Atlantic Richfield Co. v. Christian

Summarized by:

  • Court: United States Supreme Court
  • Area(s) of Law: Environmental Law
  • Date Filed: April 20, 2020
  • Case #: 17-1498
  • Judge(s)/Court Below: ROBERTS, C. J., delivered the opinion of the Court, Parts I and II–A of which were unanimous, Part II–B of which was joined by THOMAS, GINSBURG, BREYER, SOTOMAYOR, KAGAN, GORSUCH, and KAVANAUGH, JJ., and Part III of which was joined by GINSBURG, BREYER, ALITO, SOTOMAYOR, KAGAN, and KAVANAUGH, JJ. ALITO, J., filed an opinion concurring in part and dissenting in part. GORSUCH, J., filed an opinion concurring part and dissenting in part, in which THOMAS, J., joined.
  • Full Text Opinion

A state court retains jurisdiction to hear claims arising under state common law despite Congress’ grant of exclusive original jurisdiction to the district courts to hear controversies arising under 42 U.S.C. § 9601 et seq. Landowners within a Superfund site may be considered potentially responsible parties for purposes of needing EPA approval to take remedial action under 42 U.S.C. § 9622(e)(6).

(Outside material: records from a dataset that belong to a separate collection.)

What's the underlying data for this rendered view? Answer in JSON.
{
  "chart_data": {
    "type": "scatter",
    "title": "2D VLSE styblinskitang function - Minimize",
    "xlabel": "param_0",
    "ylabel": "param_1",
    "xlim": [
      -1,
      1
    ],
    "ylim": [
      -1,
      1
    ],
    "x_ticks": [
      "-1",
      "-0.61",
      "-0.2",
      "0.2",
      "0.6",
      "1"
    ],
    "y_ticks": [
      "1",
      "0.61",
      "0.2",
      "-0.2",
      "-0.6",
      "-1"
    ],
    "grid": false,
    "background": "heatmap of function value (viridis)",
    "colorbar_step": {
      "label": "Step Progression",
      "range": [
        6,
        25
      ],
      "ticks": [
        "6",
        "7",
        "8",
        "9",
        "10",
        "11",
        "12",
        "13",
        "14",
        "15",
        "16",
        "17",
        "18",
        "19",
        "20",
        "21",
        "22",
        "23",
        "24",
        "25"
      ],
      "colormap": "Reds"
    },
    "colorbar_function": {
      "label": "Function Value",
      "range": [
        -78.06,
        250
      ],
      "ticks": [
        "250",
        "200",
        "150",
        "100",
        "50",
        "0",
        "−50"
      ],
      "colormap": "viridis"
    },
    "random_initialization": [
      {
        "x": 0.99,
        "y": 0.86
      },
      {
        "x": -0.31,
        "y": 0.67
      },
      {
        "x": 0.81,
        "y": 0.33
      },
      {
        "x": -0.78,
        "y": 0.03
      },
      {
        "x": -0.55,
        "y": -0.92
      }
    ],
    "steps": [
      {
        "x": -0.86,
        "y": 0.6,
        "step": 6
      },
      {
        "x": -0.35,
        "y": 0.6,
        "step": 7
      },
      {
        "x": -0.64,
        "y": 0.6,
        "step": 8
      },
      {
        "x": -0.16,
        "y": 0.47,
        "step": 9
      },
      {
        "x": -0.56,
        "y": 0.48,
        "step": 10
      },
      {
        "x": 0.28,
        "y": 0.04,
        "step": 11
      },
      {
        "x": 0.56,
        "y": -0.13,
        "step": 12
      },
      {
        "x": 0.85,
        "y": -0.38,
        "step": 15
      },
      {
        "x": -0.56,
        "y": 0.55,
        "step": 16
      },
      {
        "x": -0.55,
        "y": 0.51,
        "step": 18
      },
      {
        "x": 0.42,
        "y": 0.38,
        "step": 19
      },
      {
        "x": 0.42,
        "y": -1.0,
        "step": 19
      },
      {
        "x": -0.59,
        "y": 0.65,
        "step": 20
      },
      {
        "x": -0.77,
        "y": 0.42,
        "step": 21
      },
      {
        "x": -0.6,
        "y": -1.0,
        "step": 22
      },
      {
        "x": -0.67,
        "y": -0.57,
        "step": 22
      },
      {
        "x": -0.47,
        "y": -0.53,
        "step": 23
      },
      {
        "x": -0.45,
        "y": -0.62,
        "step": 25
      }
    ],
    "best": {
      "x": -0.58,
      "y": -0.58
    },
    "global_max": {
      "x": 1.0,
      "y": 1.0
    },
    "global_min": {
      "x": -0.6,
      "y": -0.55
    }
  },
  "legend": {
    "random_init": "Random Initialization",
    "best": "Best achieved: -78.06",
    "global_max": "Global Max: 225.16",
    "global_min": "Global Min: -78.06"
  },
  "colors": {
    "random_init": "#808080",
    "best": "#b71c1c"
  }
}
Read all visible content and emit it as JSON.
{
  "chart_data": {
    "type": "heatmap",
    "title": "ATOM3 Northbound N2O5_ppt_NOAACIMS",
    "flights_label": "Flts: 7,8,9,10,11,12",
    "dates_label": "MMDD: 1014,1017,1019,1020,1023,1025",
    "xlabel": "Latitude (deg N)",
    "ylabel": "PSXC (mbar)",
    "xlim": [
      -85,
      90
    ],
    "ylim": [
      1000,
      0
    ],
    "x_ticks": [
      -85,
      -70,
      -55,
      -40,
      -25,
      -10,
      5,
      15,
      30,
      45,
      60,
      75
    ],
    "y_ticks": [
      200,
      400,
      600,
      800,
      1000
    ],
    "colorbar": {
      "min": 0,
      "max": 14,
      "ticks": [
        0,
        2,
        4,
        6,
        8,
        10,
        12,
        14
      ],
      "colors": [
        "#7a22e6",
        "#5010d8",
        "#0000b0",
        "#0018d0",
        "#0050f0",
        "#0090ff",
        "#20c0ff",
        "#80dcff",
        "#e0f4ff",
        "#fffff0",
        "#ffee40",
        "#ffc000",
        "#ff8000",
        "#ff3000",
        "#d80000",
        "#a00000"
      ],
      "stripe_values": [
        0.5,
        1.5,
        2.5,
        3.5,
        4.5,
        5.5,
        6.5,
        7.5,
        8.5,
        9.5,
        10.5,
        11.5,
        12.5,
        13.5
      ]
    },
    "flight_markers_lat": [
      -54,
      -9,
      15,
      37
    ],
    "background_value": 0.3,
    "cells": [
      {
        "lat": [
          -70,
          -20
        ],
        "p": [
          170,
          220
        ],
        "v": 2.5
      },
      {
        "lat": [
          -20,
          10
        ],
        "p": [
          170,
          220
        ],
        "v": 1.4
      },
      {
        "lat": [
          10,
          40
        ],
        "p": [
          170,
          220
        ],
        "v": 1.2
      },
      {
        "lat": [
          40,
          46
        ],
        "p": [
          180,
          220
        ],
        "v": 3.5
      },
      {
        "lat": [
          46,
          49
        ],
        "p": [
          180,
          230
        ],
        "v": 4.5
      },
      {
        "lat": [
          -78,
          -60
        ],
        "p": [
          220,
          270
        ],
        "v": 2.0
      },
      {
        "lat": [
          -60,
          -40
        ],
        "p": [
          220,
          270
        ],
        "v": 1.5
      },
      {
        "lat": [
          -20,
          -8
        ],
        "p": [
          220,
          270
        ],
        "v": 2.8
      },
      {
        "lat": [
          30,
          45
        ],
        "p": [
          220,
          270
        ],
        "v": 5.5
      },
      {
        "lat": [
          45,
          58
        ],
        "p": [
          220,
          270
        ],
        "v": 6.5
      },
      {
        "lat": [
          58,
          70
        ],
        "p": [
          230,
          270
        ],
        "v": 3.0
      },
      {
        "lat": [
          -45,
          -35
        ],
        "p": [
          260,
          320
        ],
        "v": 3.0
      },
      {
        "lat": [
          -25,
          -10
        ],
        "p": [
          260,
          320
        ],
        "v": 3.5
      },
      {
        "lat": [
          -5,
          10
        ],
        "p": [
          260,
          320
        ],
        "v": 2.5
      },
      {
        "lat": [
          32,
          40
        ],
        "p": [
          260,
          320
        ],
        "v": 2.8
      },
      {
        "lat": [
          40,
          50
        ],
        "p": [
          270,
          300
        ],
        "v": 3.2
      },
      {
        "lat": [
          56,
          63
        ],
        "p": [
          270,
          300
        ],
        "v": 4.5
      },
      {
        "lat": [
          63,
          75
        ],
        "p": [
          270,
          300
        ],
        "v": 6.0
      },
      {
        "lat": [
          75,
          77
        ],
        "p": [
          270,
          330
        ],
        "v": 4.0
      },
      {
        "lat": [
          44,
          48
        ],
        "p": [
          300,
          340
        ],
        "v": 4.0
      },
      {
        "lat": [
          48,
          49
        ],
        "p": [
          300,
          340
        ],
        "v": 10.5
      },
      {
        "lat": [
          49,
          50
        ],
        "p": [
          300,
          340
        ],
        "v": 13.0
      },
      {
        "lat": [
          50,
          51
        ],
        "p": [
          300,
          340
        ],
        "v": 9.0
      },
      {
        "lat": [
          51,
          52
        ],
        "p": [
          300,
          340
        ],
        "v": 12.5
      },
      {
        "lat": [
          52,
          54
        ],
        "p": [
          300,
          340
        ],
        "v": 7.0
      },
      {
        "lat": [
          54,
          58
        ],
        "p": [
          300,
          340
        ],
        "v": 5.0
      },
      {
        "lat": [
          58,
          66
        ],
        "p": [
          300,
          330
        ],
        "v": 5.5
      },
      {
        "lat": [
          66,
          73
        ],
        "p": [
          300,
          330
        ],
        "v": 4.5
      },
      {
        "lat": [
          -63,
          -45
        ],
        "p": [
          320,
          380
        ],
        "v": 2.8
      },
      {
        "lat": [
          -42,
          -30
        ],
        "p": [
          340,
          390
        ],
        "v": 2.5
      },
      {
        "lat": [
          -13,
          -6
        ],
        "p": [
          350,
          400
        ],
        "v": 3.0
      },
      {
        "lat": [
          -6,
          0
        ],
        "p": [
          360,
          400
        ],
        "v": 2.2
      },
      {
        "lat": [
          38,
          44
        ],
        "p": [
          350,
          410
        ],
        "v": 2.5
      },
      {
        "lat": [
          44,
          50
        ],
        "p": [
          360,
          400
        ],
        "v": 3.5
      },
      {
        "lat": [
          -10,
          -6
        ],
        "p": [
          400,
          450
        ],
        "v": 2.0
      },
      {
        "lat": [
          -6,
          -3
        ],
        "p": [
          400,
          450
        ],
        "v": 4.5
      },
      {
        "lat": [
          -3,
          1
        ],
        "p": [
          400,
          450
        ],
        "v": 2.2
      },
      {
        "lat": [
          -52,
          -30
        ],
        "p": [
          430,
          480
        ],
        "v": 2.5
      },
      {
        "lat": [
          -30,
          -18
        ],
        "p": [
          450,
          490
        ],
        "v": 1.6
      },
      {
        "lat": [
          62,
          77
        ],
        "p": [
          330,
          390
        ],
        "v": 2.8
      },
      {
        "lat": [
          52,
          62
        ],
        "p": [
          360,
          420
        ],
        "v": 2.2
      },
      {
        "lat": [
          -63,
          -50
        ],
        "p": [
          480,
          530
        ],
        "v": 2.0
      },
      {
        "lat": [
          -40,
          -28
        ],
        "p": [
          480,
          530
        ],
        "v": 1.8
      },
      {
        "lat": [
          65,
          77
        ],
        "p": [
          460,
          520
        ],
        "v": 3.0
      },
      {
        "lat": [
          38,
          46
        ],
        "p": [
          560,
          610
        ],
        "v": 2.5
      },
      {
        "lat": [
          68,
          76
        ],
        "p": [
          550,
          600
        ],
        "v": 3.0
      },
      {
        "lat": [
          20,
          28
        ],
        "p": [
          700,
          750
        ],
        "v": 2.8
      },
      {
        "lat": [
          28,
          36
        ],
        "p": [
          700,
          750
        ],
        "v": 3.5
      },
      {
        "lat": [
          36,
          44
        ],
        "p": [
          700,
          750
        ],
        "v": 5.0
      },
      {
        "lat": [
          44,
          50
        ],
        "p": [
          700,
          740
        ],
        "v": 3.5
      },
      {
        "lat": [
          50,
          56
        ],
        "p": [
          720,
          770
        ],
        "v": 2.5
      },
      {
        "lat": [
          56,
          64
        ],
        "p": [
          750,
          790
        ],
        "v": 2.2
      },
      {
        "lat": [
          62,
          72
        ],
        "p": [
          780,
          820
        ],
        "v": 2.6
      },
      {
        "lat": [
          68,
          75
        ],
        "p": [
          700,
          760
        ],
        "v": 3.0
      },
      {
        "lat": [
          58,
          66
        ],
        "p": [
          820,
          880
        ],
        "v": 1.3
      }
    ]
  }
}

Petitioner owns a copper smelter that had previously contaminated 300 square miles of land with arsenic and lead and is considered a Superfund site under 42 U.S.C. § 9605. Respondents are landowners within the Superfund site who sued Petitioner in state court for common law nuisance, trespass, and strict liability and sought restoration damages that includes measures beyond what the Environmental Protection Agency (EPA) requires. The state supreme court rejected both of Petitioner’s arguments, that the court was stripped of jurisdiction over Respondent’s claim for restoration damages and that Respondents were potentially responsible parties. The United States Supreme Court held that the state court has jurisdiction over the suit even though 42 U.S.C. § 9613(b) grants exclusive original jurisdiction to the district courts because the common law claims arise under state law and not under the federal act for purposes of 28 U.S.C. § 1331. The Court further held that the state court erred in its holding that the Respondents were not potentially responsible parties. The definition under 42 U.S.C. § 9607(a) is broad and the Court has previously held that a party who is not responsible for the contamination may still fall within the statute’s definition. United States v. Atlantic Research Corp., 551 U.S. 128, 136 (2007). AFFIRMED in part, VACATED in part, and REMANDED.